Concepts Key concepts
This folder is for reusable computer-science ideas that crop up across programming, systems, algorithms, AI, and coursework. A good concept note should answer: what is the idea, what problem does it solve, what assumptions does it make, and where does it break?
Core concept families
- Abstraction: hiding irrelevant detail behind a cleaner interface. A function, class, module, protocol, API, or mathematical model is useful when it lets you think at the right level without losing the details that matter.
- Representation: choosing how information is encoded. The same idea can be represented as a string, array, graph, tensor, table, object, bit pattern, or file format, and that choice affects speed, correctness, and readability.
- State: information that changes over time. Bugs often come from hidden mutable state, stale cached state, or unclear ownership of state.

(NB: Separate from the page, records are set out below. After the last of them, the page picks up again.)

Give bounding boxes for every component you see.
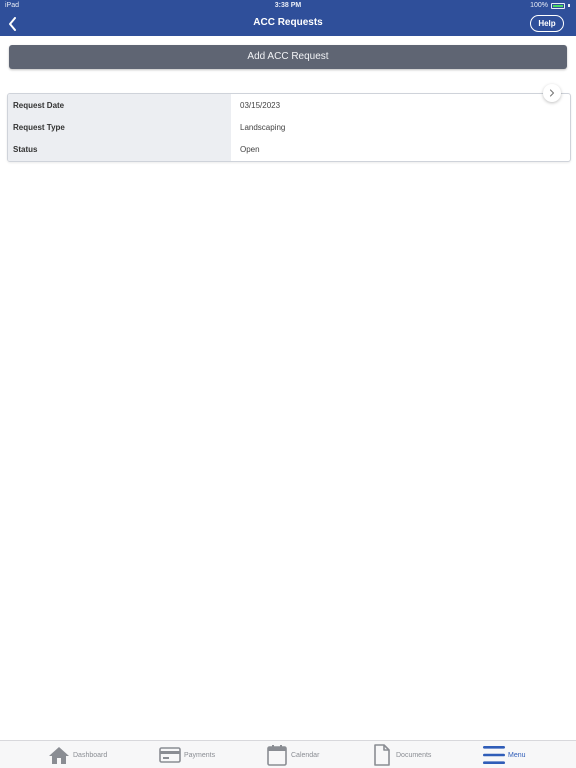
status-row: Status Open (8, 139, 570, 161)
request-type-label: Request Type (8, 117, 231, 139)
page-title: ACC Requests (253, 17, 323, 28)
menu-icon (482, 743, 506, 767)
tab-label-documents: Documents (396, 751, 432, 759)
status-value: Open (240, 145, 260, 154)
battery-percent: 100% (530, 2, 548, 9)
acc-request-card[interactable]: Request Date 03/15/2023 Request Type Lan… (7, 93, 571, 162)
top-bar: iPad 3:38 PM 100% ACC Requests Help (0, 0, 576, 36)
request-type-row: Request Type Landscaping (8, 117, 570, 139)
tab-label-menu: Menu (508, 751, 526, 759)
battery-status: 100% (530, 2, 570, 9)
status-time: 3:38 PM (274, 2, 302, 9)
status-bar: iPad 3:38 PM 100% (0, 0, 576, 12)
credit-card-icon (158, 743, 182, 767)
tab-label-payments: Payments (184, 751, 216, 759)
request-date-label: Request Date (8, 95, 231, 117)
calendar-icon (265, 743, 289, 767)
request-date-row: Request Date 03/15/2023 (8, 95, 570, 117)
battery-fill (553, 4, 563, 7)
status-label: Status (8, 139, 231, 161)
document-icon (370, 743, 394, 767)
tab-bar: Dashboard Payments Calendar Documents Me… (0, 740, 576, 768)
tab-payments[interactable]: Payments (158, 741, 268, 768)
request-date-value: 03/15/2023 (240, 101, 281, 110)
tab-menu[interactable]: Menu (482, 741, 576, 768)
chevron-right-icon (549, 89, 555, 97)
tab-dashboard[interactable]: Dashboard (47, 741, 157, 768)
add-acc-request-button[interactable]: Add ACC Request (9, 45, 567, 69)
tab-label-calendar: Calendar (291, 751, 320, 759)
tab-documents[interactable]: Documents (370, 741, 480, 768)
home-icon (47, 743, 71, 767)
open-request-button[interactable] (543, 84, 561, 102)
nav-bar: ACC Requests Help (0, 12, 576, 36)
battery-tip (568, 4, 570, 7)
tab-calendar[interactable]: Calendar (265, 741, 375, 768)
battery-icon (551, 2, 565, 9)
help-button[interactable]: Help (530, 15, 564, 32)
request-type-value: Landscaping (240, 123, 286, 132)
tab-label-dashboard: Dashboard (73, 751, 108, 759)
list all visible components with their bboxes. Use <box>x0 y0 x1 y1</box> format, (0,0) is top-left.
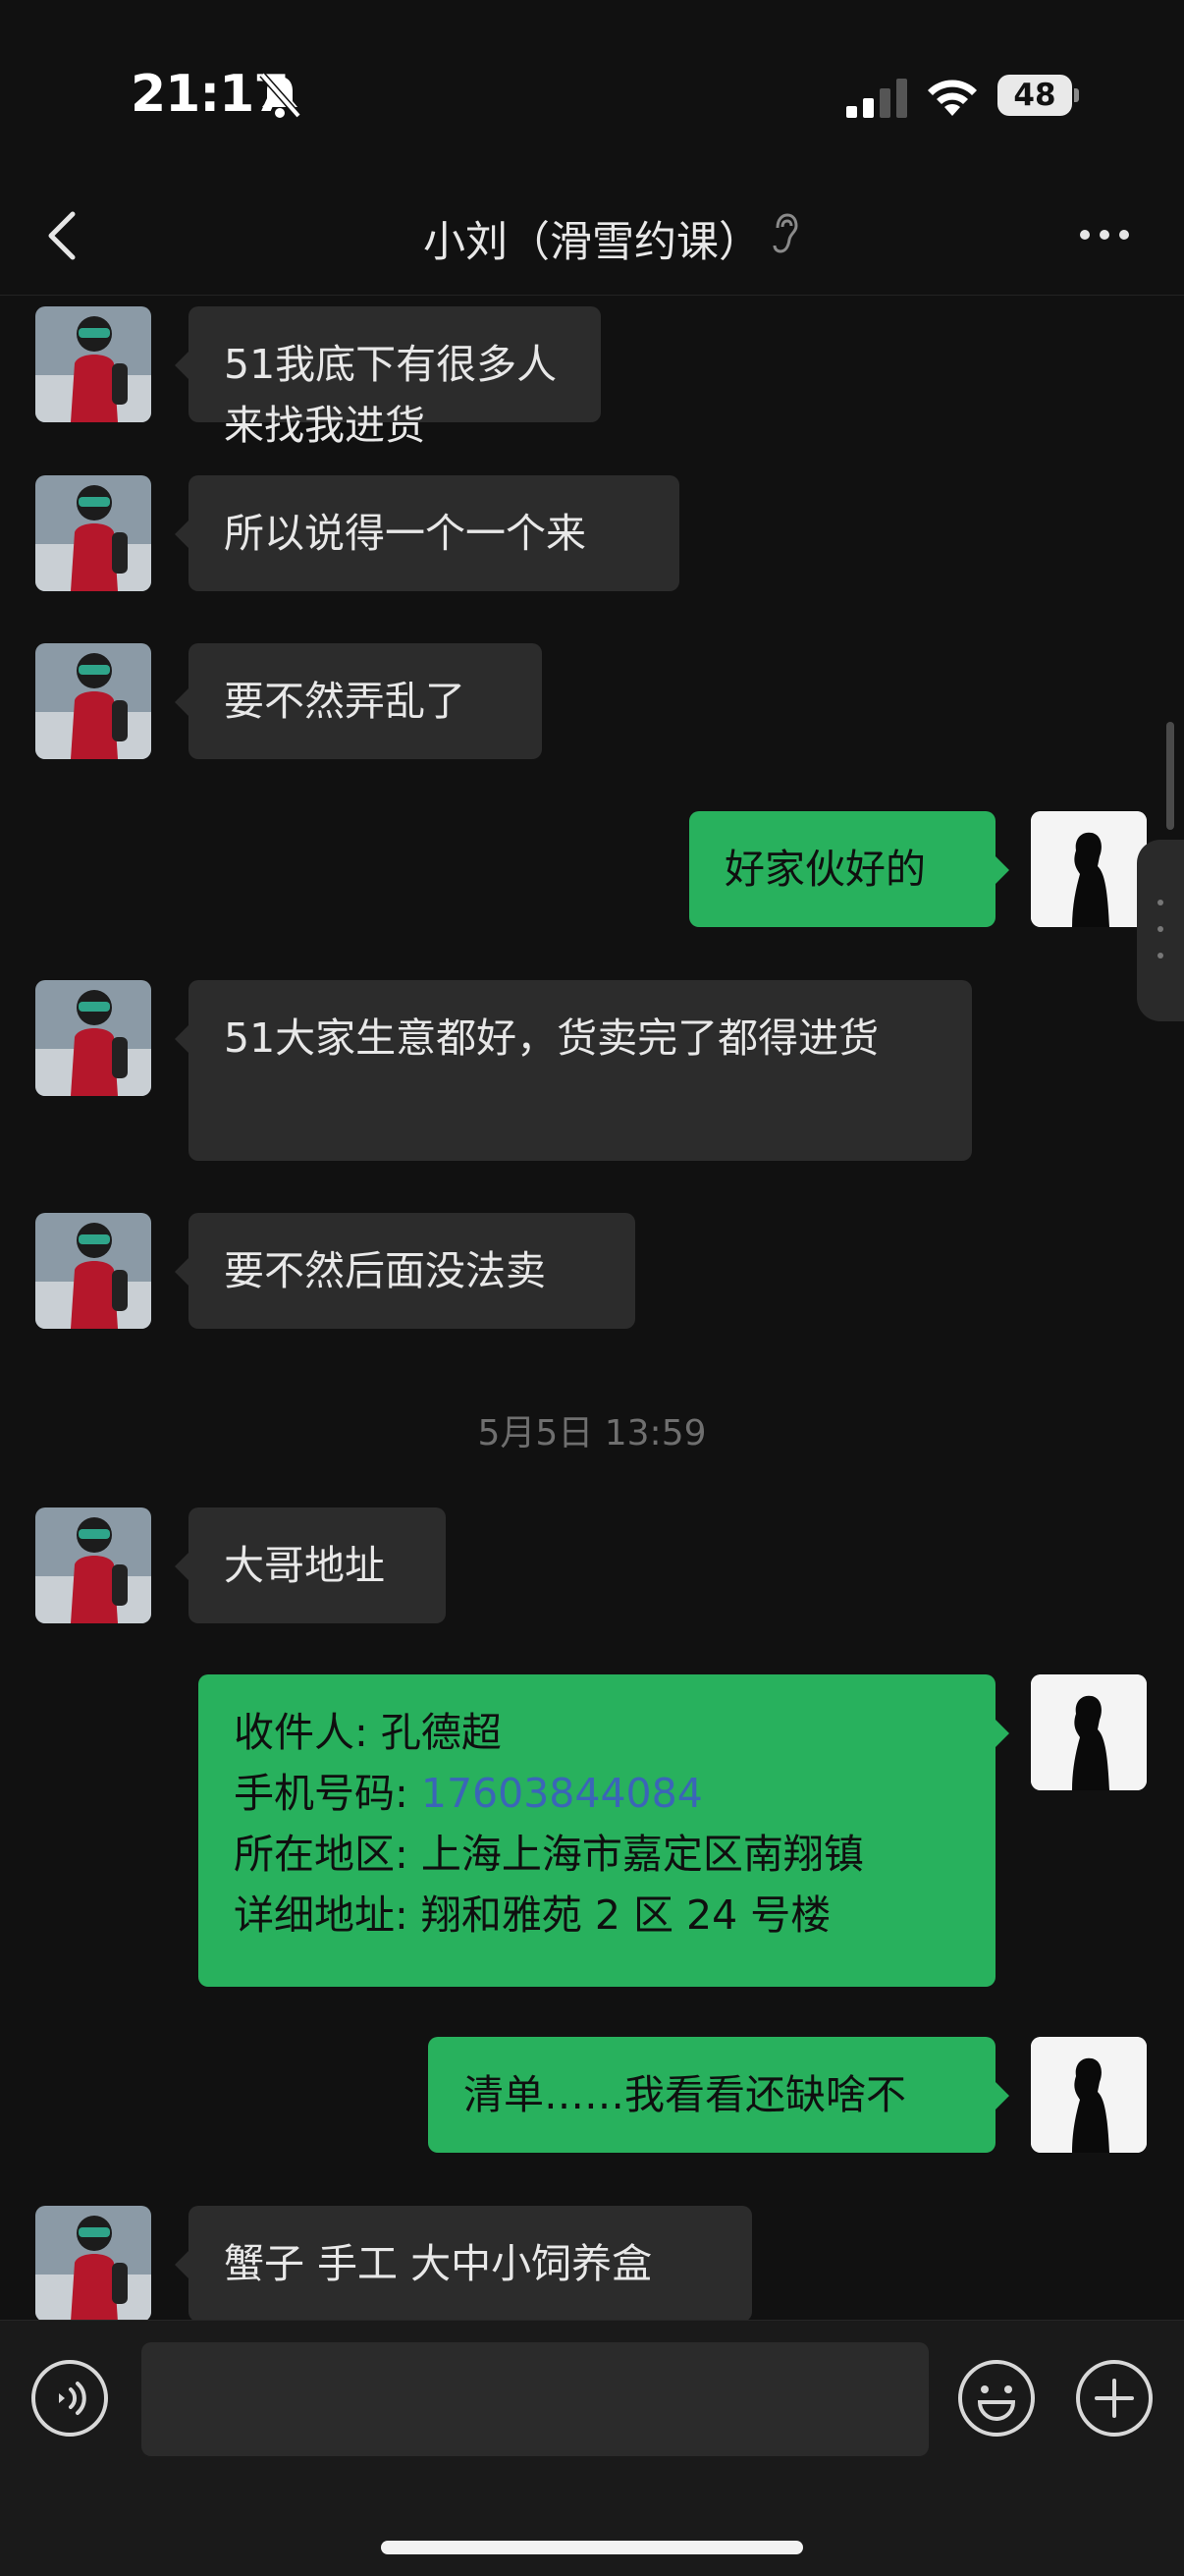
message-timestamp: 5月5日 13:59 <box>477 1413 707 1453</box>
recipient-value: 孔德超 <box>380 1709 502 1756</box>
more-options-icon[interactable] <box>1078 226 1131 244</box>
home-indicator <box>381 2541 803 2554</box>
side-panel-handle[interactable] <box>1137 840 1184 1021</box>
chat-title: 小刘（滑雪约课） <box>423 218 761 267</box>
bell-muted-icon <box>259 72 301 119</box>
address-detail-line: 详细地址: 翔和雅苑 2 区 24 号楼 <box>234 1885 960 1946</box>
detail-label: 详细地址: <box>234 1891 421 1939</box>
wifi-icon <box>928 80 977 116</box>
skier-avatar-icon <box>35 980 151 1096</box>
cellular-signal-icon <box>846 79 907 118</box>
my-avatar[interactable] <box>1031 1674 1147 1790</box>
contact-avatar[interactable] <box>35 2206 151 2320</box>
address-phone-line: 手机号码: 17603844084 <box>234 1763 960 1824</box>
incoming-bubble[interactable]: 大哥地址 <box>175 1507 446 1623</box>
phone-label: 手机号码: <box>234 1770 421 1817</box>
emoji-icon[interactable] <box>956 2358 1037 2439</box>
contact-avatar[interactable] <box>35 643 151 759</box>
incoming-bubble[interactable]: 所以说得一个一个来 <box>175 475 679 591</box>
scrollbar-thumb[interactable] <box>1166 722 1174 830</box>
input-bar <box>0 2320 1184 2576</box>
silhouette-avatar-icon <box>1031 811 1147 927</box>
incoming-bubble[interactable]: 51我底下有很多人来找我进货 <box>175 306 601 449</box>
skier-avatar-icon <box>35 2206 151 2320</box>
incoming-bubble[interactable]: 要不然弄乱了 <box>175 643 542 759</box>
skier-avatar-icon <box>35 643 151 759</box>
incoming-bubble[interactable]: 要不然后面没法卖 <box>175 1213 635 1329</box>
address-bubble[interactable]: 收件人: 孔德超 手机号码: 17603844084 所在地区: 上海上海市嘉定… <box>198 1674 1009 1987</box>
battery-indicator: 48 <box>997 75 1080 118</box>
contact-avatar[interactable] <box>35 980 151 1096</box>
detail-value: 翔和雅苑 2 区 24 号楼 <box>420 1891 832 1939</box>
silhouette-avatar-icon <box>1031 1674 1147 1790</box>
my-avatar[interactable] <box>1031 811 1147 927</box>
incoming-bubble[interactable]: 蟹子 手工 大中小饲养盒 <box>175 2206 752 2320</box>
plus-icon[interactable] <box>1074 2358 1155 2439</box>
outgoing-bubble[interactable]: 好家伙好的 <box>689 811 1009 927</box>
outgoing-bubble[interactable]: 清单……我看看还缺啥不 <box>428 2037 1009 2153</box>
voice-input-icon[interactable] <box>29 2358 110 2439</box>
message-list[interactable]: 51我底下有很多人来找我进货 所以说得一个一个来 要不然弄乱了 好家伙好的 51… <box>0 295 1184 2320</box>
skier-avatar-icon <box>35 306 151 422</box>
battery-tip <box>1074 88 1079 102</box>
silhouette-avatar-icon <box>1031 2037 1147 2153</box>
contact-avatar[interactable] <box>35 1213 151 1329</box>
incoming-bubble[interactable]: 51大家生意都好，货卖完了都得进货 <box>175 980 972 1161</box>
region-value: 上海上海市嘉定区南翔镇 <box>420 1831 864 1878</box>
message-input[interactable] <box>141 2342 929 2456</box>
recipient-label: 收件人: <box>234 1709 381 1756</box>
contact-avatar[interactable] <box>35 475 151 591</box>
skier-avatar-icon <box>35 1213 151 1329</box>
skier-avatar-icon <box>35 1507 151 1623</box>
contact-avatar[interactable] <box>35 1507 151 1623</box>
status-bar: 21:17 48 <box>0 0 1184 187</box>
phone-link[interactable]: 17603844084 <box>421 1770 703 1817</box>
grip-dots-icon <box>1157 900 1163 959</box>
my-avatar[interactable] <box>1031 2037 1147 2153</box>
chat-header: 小刘（滑雪约课） <box>0 187 1184 296</box>
battery-level: 48 <box>1013 78 1056 113</box>
region-label: 所在地区: <box>234 1831 421 1878</box>
address-region-line: 所在地区: 上海上海市嘉定区南翔镇 <box>234 1824 960 1885</box>
address-recipient-line: 收件人: 孔德超 <box>234 1702 960 1763</box>
skier-avatar-icon <box>35 475 151 591</box>
contact-avatar[interactable] <box>35 306 151 422</box>
earpiece-mode-icon <box>773 213 798 253</box>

- Invariants: facts that should remain true while code runs. Examples: a sorted list stays sorted, a queue preserves FIFO order, an index stays inside bounds, and a pointer/reference remains valid.
- Complexity: how resource use grows with input size. This includes runtime, memory, I/O, network calls, and human maintenance cost.
- Interfaces and contracts: promises about inputs, outputs, side effects, errors, and performance.
Why this matters
Most programming failures are not caused by syntax. They are caused by a bad model of the system: wrong abstraction, wrong data shape, wrong state assumption, or wrong performance intuition. Concept notes are therefore the bridge between “I know the command” and “I understand the machine”.